“Ack!” Instinctively, he yanks his hand from the water, which draws a gentle chuckle from Tova, who watches from below.
“It’s quite all right to be a bit alarmed,” she says.
“I’m not,” Cameron grunts. “It’s just really cold.”
“Try again,” she encourages.
When he does, he forces himself to keep his hand in the water this time, allowing Marcellus to prod at the veins on the back of his hand, to explore the tops of his knuckles. Then, in an instant, the octopus wraps the end of its arm around his wrist. Each individual sucker feels like its own tiny creature, and before Cameron knows it, it feels like there are hundreds of them crawling up his arm.
To his surprise, he laughs.
Tova laughs, too. “It feels funny, doesn’t it?”
“Yeah.” He looks down into the water. Marcellus’s eye is gleaming, somehow, like he’s laughing along with them. The creature’s muscular tentacle wraps tighter, up to his elbow now. How strong is this thing, anyway?
Cameron is so preoccupied with the circulation in his arm that he doesn’t notice the creature’s other appendage winding around behind him until Marcellus taps him on the opposite shoulder. He whirls around, turning the wrong way, of course. Had the octopus intended that? Like a joke?

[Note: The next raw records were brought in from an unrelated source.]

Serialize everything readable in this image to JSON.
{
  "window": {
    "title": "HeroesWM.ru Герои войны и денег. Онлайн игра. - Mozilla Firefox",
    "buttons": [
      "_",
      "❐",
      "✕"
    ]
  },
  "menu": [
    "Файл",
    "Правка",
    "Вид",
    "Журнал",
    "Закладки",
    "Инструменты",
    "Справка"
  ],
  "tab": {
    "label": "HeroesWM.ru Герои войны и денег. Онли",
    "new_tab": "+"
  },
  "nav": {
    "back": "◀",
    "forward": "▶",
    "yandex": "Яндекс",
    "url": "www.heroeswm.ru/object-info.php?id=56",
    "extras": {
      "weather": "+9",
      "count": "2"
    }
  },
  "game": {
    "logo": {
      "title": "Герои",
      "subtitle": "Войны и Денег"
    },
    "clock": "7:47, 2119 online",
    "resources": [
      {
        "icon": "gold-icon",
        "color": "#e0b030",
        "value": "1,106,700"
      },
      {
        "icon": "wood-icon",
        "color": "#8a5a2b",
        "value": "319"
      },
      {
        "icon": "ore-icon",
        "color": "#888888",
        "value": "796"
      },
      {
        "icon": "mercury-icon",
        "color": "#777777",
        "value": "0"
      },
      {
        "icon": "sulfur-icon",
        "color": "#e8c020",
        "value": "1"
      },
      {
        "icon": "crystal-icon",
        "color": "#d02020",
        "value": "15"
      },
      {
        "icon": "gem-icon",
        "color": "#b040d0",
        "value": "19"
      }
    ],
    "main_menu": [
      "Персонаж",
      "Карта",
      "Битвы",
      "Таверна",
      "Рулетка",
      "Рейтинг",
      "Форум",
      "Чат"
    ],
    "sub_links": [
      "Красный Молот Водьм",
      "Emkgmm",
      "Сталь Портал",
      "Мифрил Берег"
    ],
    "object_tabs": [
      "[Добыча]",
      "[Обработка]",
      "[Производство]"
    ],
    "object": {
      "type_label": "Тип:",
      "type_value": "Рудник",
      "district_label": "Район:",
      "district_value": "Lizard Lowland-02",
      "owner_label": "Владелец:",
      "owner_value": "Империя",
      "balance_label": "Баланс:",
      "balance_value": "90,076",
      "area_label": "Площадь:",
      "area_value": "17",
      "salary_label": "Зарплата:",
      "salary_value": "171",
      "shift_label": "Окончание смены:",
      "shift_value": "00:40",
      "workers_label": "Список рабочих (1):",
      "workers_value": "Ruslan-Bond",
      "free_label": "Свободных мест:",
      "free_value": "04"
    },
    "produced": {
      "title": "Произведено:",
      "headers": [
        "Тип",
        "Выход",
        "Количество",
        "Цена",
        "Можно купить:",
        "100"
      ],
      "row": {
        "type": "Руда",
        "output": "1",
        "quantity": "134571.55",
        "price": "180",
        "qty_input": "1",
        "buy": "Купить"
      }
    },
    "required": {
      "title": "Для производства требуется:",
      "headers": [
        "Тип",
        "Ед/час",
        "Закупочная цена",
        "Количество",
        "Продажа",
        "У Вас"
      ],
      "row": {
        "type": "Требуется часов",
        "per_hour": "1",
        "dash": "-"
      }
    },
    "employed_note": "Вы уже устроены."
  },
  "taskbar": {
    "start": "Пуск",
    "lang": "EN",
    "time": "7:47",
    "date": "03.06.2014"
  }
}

“Ah, he got you!” Tova’s eyes sparkle. “My brother used to fool his nephew, my son, with that one. Oldest trick in the book.”
The octopus unwinds. As Cameron steps down from the stool, he examines the sucker marks along the underside of his arm.

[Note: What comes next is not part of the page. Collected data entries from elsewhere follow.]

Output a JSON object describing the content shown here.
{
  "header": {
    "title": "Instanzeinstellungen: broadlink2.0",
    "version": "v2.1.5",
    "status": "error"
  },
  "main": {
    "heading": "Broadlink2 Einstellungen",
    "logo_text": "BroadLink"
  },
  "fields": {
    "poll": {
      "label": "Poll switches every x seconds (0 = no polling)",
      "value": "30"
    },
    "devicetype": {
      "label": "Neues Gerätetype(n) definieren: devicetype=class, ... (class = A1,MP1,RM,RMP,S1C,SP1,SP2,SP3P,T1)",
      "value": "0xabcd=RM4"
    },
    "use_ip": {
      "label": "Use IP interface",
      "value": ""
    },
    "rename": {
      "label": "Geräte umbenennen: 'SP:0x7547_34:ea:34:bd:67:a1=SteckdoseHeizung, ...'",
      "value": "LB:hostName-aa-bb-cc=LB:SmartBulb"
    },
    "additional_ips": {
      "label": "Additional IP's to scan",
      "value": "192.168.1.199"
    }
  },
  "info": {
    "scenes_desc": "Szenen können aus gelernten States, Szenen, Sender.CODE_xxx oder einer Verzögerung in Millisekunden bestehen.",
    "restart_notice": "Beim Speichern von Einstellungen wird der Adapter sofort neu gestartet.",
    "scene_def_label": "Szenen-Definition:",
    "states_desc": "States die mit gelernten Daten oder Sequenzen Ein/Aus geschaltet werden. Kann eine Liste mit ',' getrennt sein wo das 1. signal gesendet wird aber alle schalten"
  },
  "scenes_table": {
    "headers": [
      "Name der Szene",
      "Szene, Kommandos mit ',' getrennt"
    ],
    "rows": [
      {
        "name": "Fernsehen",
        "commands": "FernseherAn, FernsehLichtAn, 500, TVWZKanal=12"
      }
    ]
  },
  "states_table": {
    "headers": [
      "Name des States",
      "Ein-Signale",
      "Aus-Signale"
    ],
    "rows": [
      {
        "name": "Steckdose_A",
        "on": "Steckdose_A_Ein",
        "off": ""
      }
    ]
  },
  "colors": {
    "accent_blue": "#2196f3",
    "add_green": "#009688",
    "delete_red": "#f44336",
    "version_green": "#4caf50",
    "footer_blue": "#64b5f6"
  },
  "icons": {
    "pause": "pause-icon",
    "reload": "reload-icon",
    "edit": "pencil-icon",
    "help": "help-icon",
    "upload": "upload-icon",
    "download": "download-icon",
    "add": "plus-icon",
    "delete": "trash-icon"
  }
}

“They’ll fade quickly,” Tova assures him.
“Yours didn’t,” Cameron points out.
“My skin is seventy years old, dear. Yours will mend more quickly.”
What does it matter? The marks look kind of cool, like a tattoo. Maybe Avery will be impressed. He grabs a roll of paper towels from the shelf and dries off his arm. He’s about to turn and shoot it, free-throw-style, at the trash can in the corner of the tiny pump room, when something in the octopus’s tank catches his eye. Something shiny, barely peeking through the sand near the big rock behind which the creature disappeared a minute ago.
“What’s that thing?” he asks Tova.
She looks up at him, confused.
“That shiny thing.” He ducks down and peers through the glass, and Tova does the same, adjusting her glasses.
“Good heavens.” Tova frowns. “I don’t know.”
As if on cue, one of the octopus’s arms snakes out from the rocky den and prods the sand with its tip, reminding Cameron of Aunt Jeanne when she falls asleep on the sofa and loses her glasses and has to feel around, half-blind, in the cushions.
“I think he’s looking for it,” Cameron says, not quite believing the words coming out of his mouth. Was the creature actually listening to them?
Before Tova can reply, the octopus finally lands on the mystery object, and the sand is swept away. Cameron squints through the glass. It’s a teardrop-shaped silver thing, an inch wide, maybe. A fishing lure? No, an earring. A woman’s earring.
With a whoosh, the octopus sweeps the earring into the den.
For some reason, Tova throws back her head and laughs.
“What’s so funny?”
She clasps a hand to her chest. “I should say, I do believe our Marcellus is something of a treasure hunter.”
“A treasure hunter?”
As Cameron follows Tova out of the pump room, she tells him some story about her lost house key that the octopus apparently dug up from his tank and returned to her one night. Cameron nods along, but he’s not sure he’s buying it. Tova’s a nice lady, but in spite of what he’s seen tonight, some of this octopus shit just seems crazy. Eventually, they resume their work in comfortable silence. Cameron lets his mind wander again, replaying his night with Avery, the way her hair smelled like some fruity shampoo on his pillow. He won’t check his phone again, seeing if she’s messaged him back. Nope. And he won’t go by the paddle shop on his way home tonight, even though he knows it’ll be closed. Definitely not. These are the promises he’s making to himself as he absently collects the trash and goes to replace the can liner.
“Don’t forget to hook it all the way around,” Tova calls from across the hallway.
How had she even seen him? Does she have eyes on the back of her head? Maybe she’s a robot spy from a distant galaxy. That would make a great twist in his screenplay.
He points to the rim of the trash can. “It’s all the way around. Look.”